Strengths and Limitations
A major strength of this study is the national coverage, obtained by linkage of high-quality national registers. We were able to calculate unbiased estimates for risk factors of IPF perpetrators and adverse outcomes for exposed offspring by use of randomly selected controls drawn from the general population. The design enabled inclusion of IPF-suicides, an important group—quantitatively and etiologically—often absent in research within the field of IPF. A further strength is the use of an additional group of non-IPF homicide offenders in order to contextualize differences between cases and controls, which are not necessarily specific for deadly violence toward female partners.
There are several limitations. First, the modest sample size, with limited statistical power did not allow for calculations of separate estimates for IPF and IPF-suicides. Second, we had no knowledge of the status of the offender-victim relationship at the time of the killing; we were only able to identify dyads through a mutual child. By this design, the number of IPF cases was reduced, and a selection bias was introduced by which findings can be generalized to couples with children only. Further, we lacked information on possible ongoing mental disorder as well as on alcohol or drug intoxication at the time of the offense. Finally, it might have been relevant to single out offenses against women from the explaining variable “violent crime,” since such violence is a known risk factor of IPF.9 Regrettably, no information of the sex of the victim is recorded in the registry data.
CONCLUSIONS
Previous violent criminal behavior and a history of mental illness, but not substance use disorders, are independent risk factors among men who kill a female intimate partner. Children who experience such trauma at an early age run the elevated risk of future mental disorder, self-harm, and criminal behavior. For offspring older at the time of loss, the risks of criminal behavior and death, including suicide, are increased. Although further research into the effects on offspring is warranted, children of victims of IPF should be offered direct support, and their psychosocial needs should be given priority by health care providers and social services.

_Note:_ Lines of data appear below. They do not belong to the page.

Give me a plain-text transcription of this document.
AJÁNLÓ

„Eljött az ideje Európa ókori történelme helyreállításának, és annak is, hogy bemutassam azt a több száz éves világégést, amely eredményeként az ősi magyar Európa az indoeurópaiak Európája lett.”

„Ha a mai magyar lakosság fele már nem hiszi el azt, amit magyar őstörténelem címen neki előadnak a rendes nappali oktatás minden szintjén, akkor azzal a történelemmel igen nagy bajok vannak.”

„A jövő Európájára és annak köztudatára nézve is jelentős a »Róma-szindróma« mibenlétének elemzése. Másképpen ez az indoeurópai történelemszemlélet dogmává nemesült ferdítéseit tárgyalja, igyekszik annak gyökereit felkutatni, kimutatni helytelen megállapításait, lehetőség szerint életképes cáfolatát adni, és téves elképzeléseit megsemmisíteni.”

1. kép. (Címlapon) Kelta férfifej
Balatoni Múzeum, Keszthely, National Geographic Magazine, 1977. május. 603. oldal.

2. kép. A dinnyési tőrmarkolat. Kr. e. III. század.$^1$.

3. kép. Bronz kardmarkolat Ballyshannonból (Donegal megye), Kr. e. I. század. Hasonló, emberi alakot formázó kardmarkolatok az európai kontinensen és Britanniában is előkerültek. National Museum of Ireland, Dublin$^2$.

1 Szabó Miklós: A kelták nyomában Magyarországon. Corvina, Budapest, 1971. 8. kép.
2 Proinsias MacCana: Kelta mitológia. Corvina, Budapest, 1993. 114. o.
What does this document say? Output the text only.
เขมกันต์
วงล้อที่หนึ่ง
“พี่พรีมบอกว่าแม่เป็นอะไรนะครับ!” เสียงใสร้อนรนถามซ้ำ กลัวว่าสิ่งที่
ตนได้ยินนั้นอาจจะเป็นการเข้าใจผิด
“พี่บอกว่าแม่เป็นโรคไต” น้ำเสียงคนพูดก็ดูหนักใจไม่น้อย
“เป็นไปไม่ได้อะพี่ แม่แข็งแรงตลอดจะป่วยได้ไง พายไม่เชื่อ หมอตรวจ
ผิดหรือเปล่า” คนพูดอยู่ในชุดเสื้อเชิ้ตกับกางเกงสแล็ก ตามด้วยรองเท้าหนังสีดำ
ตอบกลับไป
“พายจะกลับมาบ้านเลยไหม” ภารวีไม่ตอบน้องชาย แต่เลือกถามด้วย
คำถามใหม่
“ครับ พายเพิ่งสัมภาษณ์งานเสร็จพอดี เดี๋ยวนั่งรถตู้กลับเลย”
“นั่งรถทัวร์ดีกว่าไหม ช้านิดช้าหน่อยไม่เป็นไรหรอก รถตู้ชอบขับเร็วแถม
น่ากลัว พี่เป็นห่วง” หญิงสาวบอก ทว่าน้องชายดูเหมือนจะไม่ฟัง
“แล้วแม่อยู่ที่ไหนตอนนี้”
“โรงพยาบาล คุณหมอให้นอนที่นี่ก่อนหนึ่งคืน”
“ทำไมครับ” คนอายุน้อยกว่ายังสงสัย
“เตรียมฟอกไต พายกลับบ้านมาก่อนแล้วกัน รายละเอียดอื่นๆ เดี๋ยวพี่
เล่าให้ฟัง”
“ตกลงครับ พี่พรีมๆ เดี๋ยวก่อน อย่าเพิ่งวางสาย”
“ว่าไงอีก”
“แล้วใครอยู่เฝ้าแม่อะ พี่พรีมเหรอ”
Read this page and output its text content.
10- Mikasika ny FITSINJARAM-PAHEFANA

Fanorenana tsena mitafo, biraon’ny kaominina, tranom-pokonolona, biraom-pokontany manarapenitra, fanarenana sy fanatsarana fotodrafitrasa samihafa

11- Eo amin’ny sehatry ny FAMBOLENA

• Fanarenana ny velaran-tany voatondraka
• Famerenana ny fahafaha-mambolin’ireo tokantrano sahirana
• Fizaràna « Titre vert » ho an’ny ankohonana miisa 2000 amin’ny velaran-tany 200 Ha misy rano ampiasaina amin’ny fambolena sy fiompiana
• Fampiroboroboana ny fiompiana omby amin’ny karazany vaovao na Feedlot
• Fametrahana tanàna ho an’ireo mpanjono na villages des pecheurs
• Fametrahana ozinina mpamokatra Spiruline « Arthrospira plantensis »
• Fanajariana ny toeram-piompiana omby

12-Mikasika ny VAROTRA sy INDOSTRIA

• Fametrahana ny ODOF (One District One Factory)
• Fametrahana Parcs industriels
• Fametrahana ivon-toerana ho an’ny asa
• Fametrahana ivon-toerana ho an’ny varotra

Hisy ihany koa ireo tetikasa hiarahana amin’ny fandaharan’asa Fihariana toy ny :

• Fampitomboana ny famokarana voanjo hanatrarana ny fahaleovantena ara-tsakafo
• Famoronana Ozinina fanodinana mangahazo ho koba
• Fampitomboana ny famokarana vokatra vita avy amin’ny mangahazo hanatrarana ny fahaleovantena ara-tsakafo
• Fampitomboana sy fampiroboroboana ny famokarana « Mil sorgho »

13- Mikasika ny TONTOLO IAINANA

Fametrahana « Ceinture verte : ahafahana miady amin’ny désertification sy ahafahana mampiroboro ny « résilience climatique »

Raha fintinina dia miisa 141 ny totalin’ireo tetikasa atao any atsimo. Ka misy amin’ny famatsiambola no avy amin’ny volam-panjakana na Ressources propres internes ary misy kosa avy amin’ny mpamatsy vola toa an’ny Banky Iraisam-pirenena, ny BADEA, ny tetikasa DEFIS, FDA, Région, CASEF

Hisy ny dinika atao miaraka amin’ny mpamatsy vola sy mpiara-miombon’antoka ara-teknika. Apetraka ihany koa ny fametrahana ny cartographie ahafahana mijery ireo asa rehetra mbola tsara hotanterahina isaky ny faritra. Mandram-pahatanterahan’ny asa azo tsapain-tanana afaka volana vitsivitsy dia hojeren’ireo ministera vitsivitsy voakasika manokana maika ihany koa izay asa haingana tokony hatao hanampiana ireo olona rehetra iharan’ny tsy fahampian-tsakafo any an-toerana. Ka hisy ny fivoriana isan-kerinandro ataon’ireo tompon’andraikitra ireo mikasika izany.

Submitted: October 2, 2014; accepted March 26, 2015.
Online first: January 5, 2016
Potential conflicts of interest: None of the authors report any competing interests.
Funding/support: The study was supported by grants from the National Crime Compensation Authority of Sweden and the Swedish Prison and Probation Service.
Role of the sponsor: None.
Previous presentation: Presented at the National Prison and Probation Services; February 6, 2103; Stockholm, Sweden.
Additional information: Access to the Swedish registers is restricted to those who have gained ethical approval for their study and received approval from the holder of the register.